The only proposed restrictions for the suspended auditor firm are that it may not accept any new appointments and that it may only ‘sign’ audit reports with the permission of the Monitoring Committee. We should like clarity concerning whether these restrictions will apply only in respect of major audit clients. Furthermore, it is unclear in what circumstances a Registered Auditor would be permitted to act as auditor but denied permission by the Monitoring Committee to sign the audit report.
iv. We note that withdrawal of registration is also an available sanction. While this would usually be a sanction favoured by ACCA (requiring reapplication when appropriate), we would expect this sanction to be determined rarely under the Auditor Regulatory Sanctions Procedure, as it would require the Registered Auditor to resign from all audits, and not just those of public interest entities.

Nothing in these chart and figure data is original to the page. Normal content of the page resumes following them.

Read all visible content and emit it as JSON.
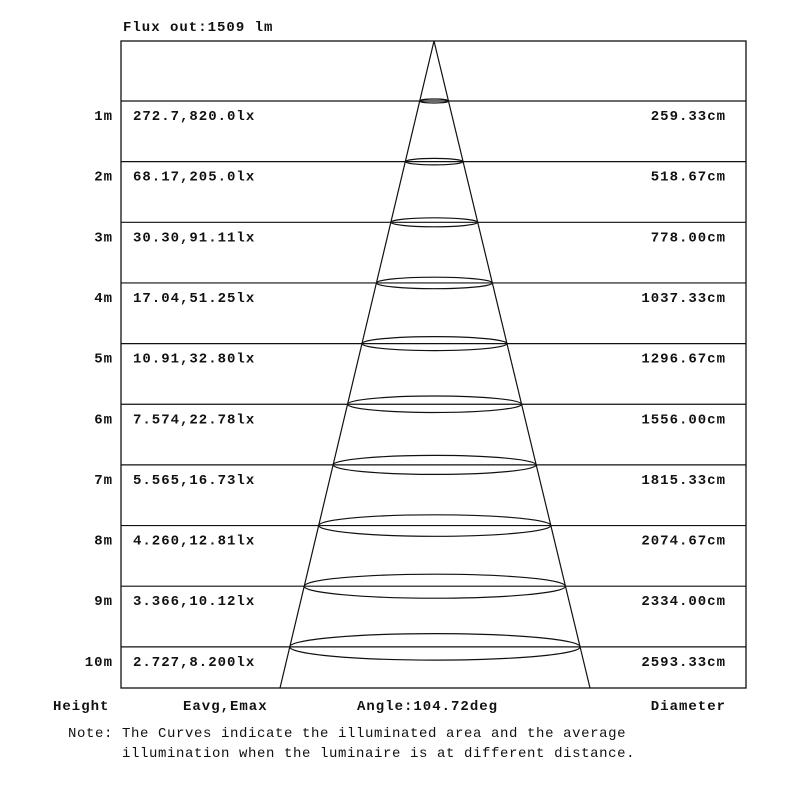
{
  "flux_label": "Flux out:1509 lm",
  "rows": [
    {
      "height": "1m",
      "eavg_emax": "272.7,820.0lx",
      "diameter": "259.33cm"
    },
    {
      "height": "2m",
      "eavg_emax": "68.17,205.0lx",
      "diameter": "518.67cm"
    },
    {
      "height": "3m",
      "eavg_emax": "30.30,91.11lx",
      "diameter": "778.00cm"
    },
    {
      "height": "4m",
      "eavg_emax": "17.04,51.25lx",
      "diameter": "1037.33cm"
    },
    {
      "height": "5m",
      "eavg_emax": "10.91,32.80lx",
      "diameter": "1296.67cm"
    },
    {
      "height": "6m",
      "eavg_emax": "7.574,22.78lx",
      "diameter": "1556.00cm"
    },
    {
      "height": "7m",
      "eavg_emax": "5.565,16.73lx",
      "diameter": "1815.33cm"
    },
    {
      "height": "8m",
      "eavg_emax": "4.260,12.81lx",
      "diameter": "2074.67cm"
    },
    {
      "height": "9m",
      "eavg_emax": "3.366,10.12lx",
      "diameter": "2334.00cm"
    },
    {
      "height": "10m",
      "eavg_emax": "2.727,8.200lx",
      "diameter": "2593.33cm"
    }
  ],
  "footer": {
    "height_label": "Height",
    "eavg_label": "Eavg,Emax",
    "angle_label": "Angle:104.72deg",
    "diameter_label": "Diameter"
  },
  "note": {
    "prefix": "Note:",
    "line1": "The Curves indicate the illuminated area and the average",
    "line2": "illumination when the luminaire is at different distance."
  }
}
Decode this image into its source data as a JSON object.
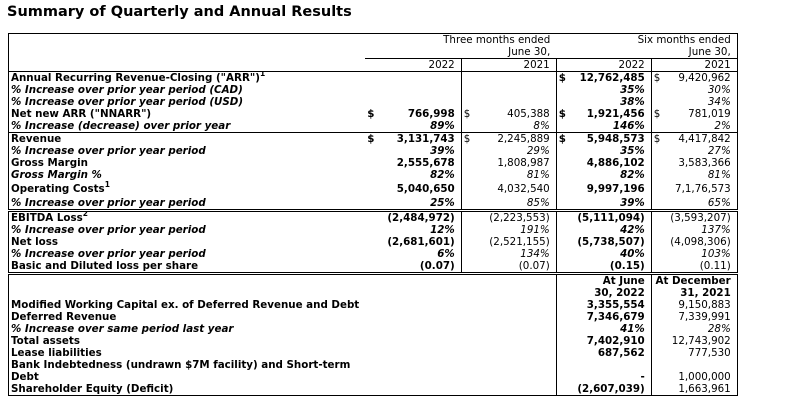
{
  "title": "Summary of Quarterly and Annual Results",
  "header": {
    "three_months": "Three months ended",
    "six_months": "Six months ended",
    "period_end": "June 30,",
    "years": [
      "2022",
      "2021",
      "2022",
      "2021"
    ]
  },
  "rows": [
    {
      "label": "Annual Recurring Revenue-Closing (\"ARR\")",
      "sup": "1",
      "type": "metric",
      "values": [
        "",
        "",
        "12,762,485",
        "9,420,962"
      ],
      "dollar": [
        false,
        false,
        true,
        true
      ],
      "group_start": true
    },
    {
      "label": "% Increase over prior year period (CAD)",
      "type": "pct",
      "values": [
        "",
        "",
        "35%",
        "30%"
      ]
    },
    {
      "label": "% Increase over prior year period (USD)",
      "type": "pct",
      "values": [
        "",
        "",
        "38%",
        "34%"
      ]
    },
    {
      "label": "Net new ARR (\"NNARR\")",
      "type": "metric",
      "values": [
        "766,998",
        "405,388",
        "1,921,456",
        "781,019"
      ],
      "dollar": [
        true,
        true,
        true,
        true
      ]
    },
    {
      "label": "% Increase (decrease) over prior year",
      "type": "pct",
      "values": [
        "89%",
        "8%",
        "146%",
        "2%"
      ]
    },
    {
      "label": "Revenue",
      "type": "metric",
      "values": [
        "3,131,743",
        "2,245,889",
        "5,948,573",
        "4,417,842"
      ],
      "dollar": [
        true,
        true,
        true,
        true
      ],
      "group_start": true
    },
    {
      "label": "% Increase over prior year period",
      "type": "pct",
      "values": [
        "39%",
        "29%",
        "35%",
        "27%"
      ]
    },
    {
      "label": "Gross Margin",
      "type": "metric",
      "values": [
        "2,555,678",
        "1,808,987",
        "4,886,102",
        "3,583,366"
      ]
    },
    {
      "label": "Gross Margin %",
      "type": "pct",
      "values": [
        "82%",
        "81%",
        "82%",
        "81%"
      ]
    },
    {
      "label": "Operating Costs",
      "sup": "1",
      "type": "metric",
      "values": [
        "5,040,650",
        "4,032,540",
        "9,997,196",
        "7,1,76,573"
      ],
      "tall": true
    },
    {
      "label": "% Increase over prior year period",
      "type": "pct",
      "values": [
        "25%",
        "85%",
        "39%",
        "65%"
      ]
    },
    {
      "label": "EBITDA Loss",
      "sup": "2",
      "type": "metric",
      "values": [
        "(2,484,972)",
        "(2,223,553)",
        "(5,111,094)",
        "(3,593,207)"
      ],
      "double_start": true
    },
    {
      "label": "% Increase over prior year period",
      "type": "pct",
      "values": [
        "12%",
        "191%",
        "42%",
        "137%"
      ]
    },
    {
      "label": "Net loss",
      "type": "metric",
      "values": [
        "(2,681,601)",
        "(2,521,155)",
        "(5,738,507)",
        "(4,098,306)"
      ]
    },
    {
      "label": "% Increase over prior year period",
      "type": "pct",
      "values": [
        "6%",
        "134%",
        "40%",
        "103%"
      ]
    },
    {
      "label": "Basic and Diluted loss per share",
      "type": "metric",
      "values": [
        "(0.07)",
        "(0.07)",
        "(0.15)",
        "(0.11)"
      ]
    },
    {
      "label": "",
      "type": "balance-head",
      "values": [
        "",
        "",
        "At June",
        "At December"
      ],
      "double_start": true
    },
    {
      "label": "",
      "type": "balance-head",
      "values": [
        "",
        "",
        "30, 2022",
        "31, 2021"
      ]
    },
    {
      "label": "Modified Working Capital ex. of Deferred Revenue and Debt",
      "type": "balance",
      "values": [
        "",
        "",
        "3,355,554",
        "9,150,883"
      ]
    },
    {
      "label": "Deferred Revenue",
      "type": "balance",
      "values": [
        "",
        "",
        "7,346,679",
        "7,339,991"
      ]
    },
    {
      "label": "% Increase over same period last year",
      "type": "balance-pct",
      "values": [
        "",
        "",
        "41%",
        "28%"
      ]
    },
    {
      "label": "Total assets",
      "type": "balance",
      "values": [
        "",
        "",
        "7,402,910",
        "12,743,902"
      ]
    },
    {
      "label": "Lease liabilities",
      "type": "balance",
      "values": [
        "",
        "",
        "687,562",
        "777,530"
      ]
    },
    {
      "label": "Bank Indebtedness (undrawn $7M facility) and Short-term",
      "type": "balance",
      "values": [
        "",
        "",
        "",
        ""
      ]
    },
    {
      "label": "Debt",
      "type": "balance",
      "values": [
        "",
        "",
        "-",
        "1,000,000"
      ]
    },
    {
      "label": "Shareholder Equity (Deficit)",
      "type": "balance",
      "values": [
        "",
        "",
        "(2,607,039)",
        "1,663,961"
      ]
    }
  ]
}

v. We note that all meetings and hearings are to be conducted in private, and we have considered the appropriateness of this in view of the fact that they will often concern public interest entities. While it may be asserted that this is not best practice, sanctions are to be considered against the Registered Auditor, rather than the audit client, and there will often be a strong argument in favour of protecting the identity of the client.
Counter to this is the argument that supports the regulatory principle of transparency. A hearing of the IST will take place when the Monitoring Committee has failed to agree a sanction with the Registered Auditor and, therefore, the circumstances of the hearing would be expected to be somewhat contentious. Under such conditions, the FRC would wish to avoid criticism that sanctions were being ‘agreed behind closed doors’.
These two opposing views illustrate the challenge that remains for the FRC concerning whether or not it is in the public interest for hearings of the IST to take place in private.
vi. Paragraph 2.3 of the outline of the proposed Procedure states that AQR staff may attend meetings of the Monitoring Committee, although Registered Auditors may not attend. This does not appear to be reflected in paragraph 13.2 of the proposed Procedure, which states that the meetings may be attended by anyone for the purpose of advising the Monitoring Committee on its ‘duties, powers or procedures and the law’ or by ‘any other person permitted by the Monitoring Committee’. In any case, in our opinion, the imbalance suggested by paragraph 2.3 of the outline is unacceptable, both in practice and appearance.
vii. Paragraph 10.1 refers to the appointment of an IST in accordance with paragraph 17, although the relevant provisions for appointment of an IST are, in fact, within paragraph 14.